The irony of Reynolds’ comments though, are that they appear in a larger think piece about declining sales of school yearbooks in general.  Sales are declining, and in the middle of recession, it’s even harder to justify to ask parents to pay for something that seems like a luxury in the face of belt-tightening.  In other words, sales were difficult enough for our yearbook staff when the economy was in the housing bubble;  now, in a recession approaching a double dip, how can we ask parents to help the school make a profit through selling yearbooks?

And, even if something is sold that’s meant to make a profit, wouldn’t a parent be desiring a quality product that represents the entire school year?  Not just made from photos taken right before publication deadline?  Ultimately, the photographs are what my wife and I discussed last week about what might be taking place at her school, where the cost of buying a yearbook has to be factored in to the reality that, in most cases, a yearbook would only feature a particular student once, twice, maybe 3 times, if they were in multiple organizations at the elementary school level, in order for the book to feature as many other students as they could.  (That was a standard that myself and my yearbook partner adhered when we worked on it.)

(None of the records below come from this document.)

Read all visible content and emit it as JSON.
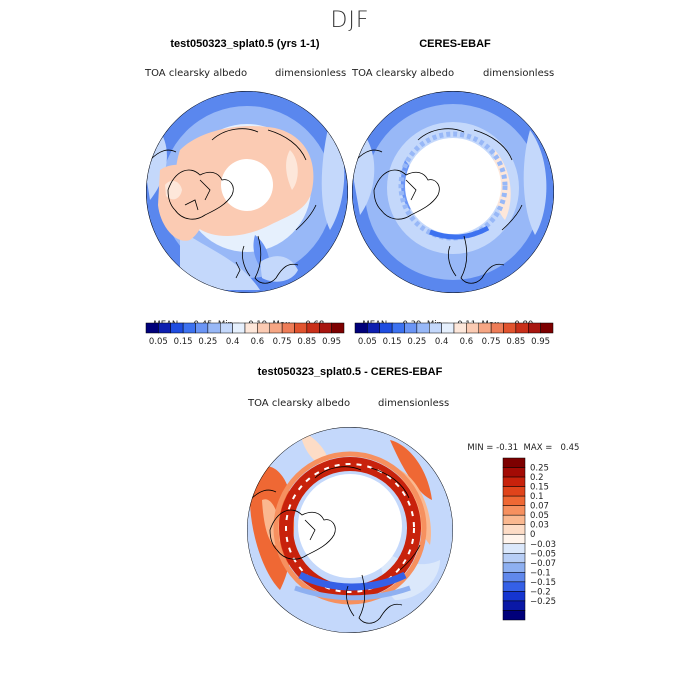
{
  "title": "DJF",
  "panels": [
    {
      "title": "test050323_splat0.5 (yrs 1-1)",
      "left_label": "TOA clearsky albedo",
      "right_label": "dimensionless",
      "stats": {
        "mean_label": "MEAN=",
        "mean": "0.45",
        "min_label": "Min=",
        "min": "0.19",
        "max_label": "Max=",
        "max": "0.68"
      }
    },
    {
      "title": "CERES-EBAF",
      "left_label": "TOA clearsky albedo",
      "right_label": "dimensionless",
      "stats": {
        "mean_label": "MEAN=",
        "mean": "0.39",
        "min_label": "Min=",
        "min": "0.11",
        "max_label": "Max=",
        "max": "0.80"
      }
    }
  ],
  "diff_panel": {
    "title": "test050323_splat0.5 - CERES-EBAF",
    "left_label": "TOA clearsky albedo",
    "right_label": "dimensionless",
    "stats": {
      "min_label": "MIN =",
      "min": "-0.31",
      "max_label": "MAX =",
      "max": "0.45"
    }
  },
  "chart_data": [
    {
      "type": "heatmap",
      "projection": "north-polar-stereographic",
      "title": "test050323_splat0.5 (yrs 1-1)",
      "variable": "TOA clearsky albedo",
      "units": "dimensionless",
      "mean": 0.45,
      "min": 0.19,
      "max": 0.68,
      "colorbar_ticks": [
        "0.05",
        "0.15",
        "0.25",
        "0.4",
        "0.6",
        "0.75",
        "0.85",
        "0.95"
      ],
      "colorbar_colors": [
        "#00007a",
        "#0e1fb0",
        "#1f4de0",
        "#3d72f0",
        "#6b95f5",
        "#98b8f7",
        "#c4d8fb",
        "#e6f0fd",
        "#fde7da",
        "#fbcbb3",
        "#f6a684",
        "#ee7d58",
        "#e1542f",
        "#c9301a",
        "#a81610",
        "#7d0000"
      ]
    },
    {
      "type": "heatmap",
      "projection": "north-polar-stereographic",
      "title": "CERES-EBAF",
      "variable": "TOA clearsky albedo",
      "units": "dimensionless",
      "mean": 0.39,
      "min": 0.11,
      "max": 0.8,
      "colorbar_ticks": [
        "0.05",
        "0.15",
        "0.25",
        "0.4",
        "0.6",
        "0.75",
        "0.85",
        "0.95"
      ],
      "colorbar_colors": [
        "#00007a",
        "#0e1fb0",
        "#1f4de0",
        "#3d72f0",
        "#6b95f5",
        "#98b8f7",
        "#c4d8fb",
        "#e6f0fd",
        "#fde7da",
        "#fbcbb3",
        "#f6a684",
        "#ee7d58",
        "#e1542f",
        "#c9301a",
        "#a81610",
        "#7d0000"
      ]
    },
    {
      "type": "heatmap",
      "projection": "north-polar-stereographic",
      "title": "test050323_splat0.5 - CERES-EBAF",
      "variable": "TOA clearsky albedo",
      "units": "dimensionless",
      "min": -0.31,
      "max": 0.45,
      "colorbar_ticks": [
        "0.25",
        "0.2",
        "0.15",
        "0.1",
        "0.07",
        "0.05",
        "0.03",
        "0",
        "-0.03",
        "-0.05",
        "-0.07",
        "-0.1",
        "-0.15",
        "-0.2",
        "-0.25"
      ],
      "colorbar_colors": [
        "#7d0000",
        "#a30b05",
        "#c8220c",
        "#e0441b",
        "#ef6834",
        "#f6905f",
        "#fab890",
        "#fddcc6",
        "#fff4ec",
        "#dbe8fb",
        "#b7cef6",
        "#8eb0f1",
        "#6088ec",
        "#3560e6",
        "#1535d0",
        "#0a18a6",
        "#00007a"
      ]
    }
  ]
}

This article explains some of the choices of the type that my wife has steered me to consider for the 2012-2013 school year, and to give my opinion.

Come late March, e-mails will come begging to photos for events that, once upon a time, I would have had my staff cover as they were happening on the campus.  Events like today, for instance.

“Hold applause, yes”, I share out loud to no one in particular, as I look around to see if anything is getting recorded.    But it’s not my call any more.   In the long run though, as the articles decrying the yearbook’s death suggest, perhaps this was inevitable?  Certainly the reality (as well as bad dreams over the summer) are making me face this reality, auto-pilot or not.

I returning to the moment in front of me on the stage–all that work, the angst, the fear, and the emotion that went into the speeches, unrecorded.  It’s a shame for the Council advisers and their young charges both.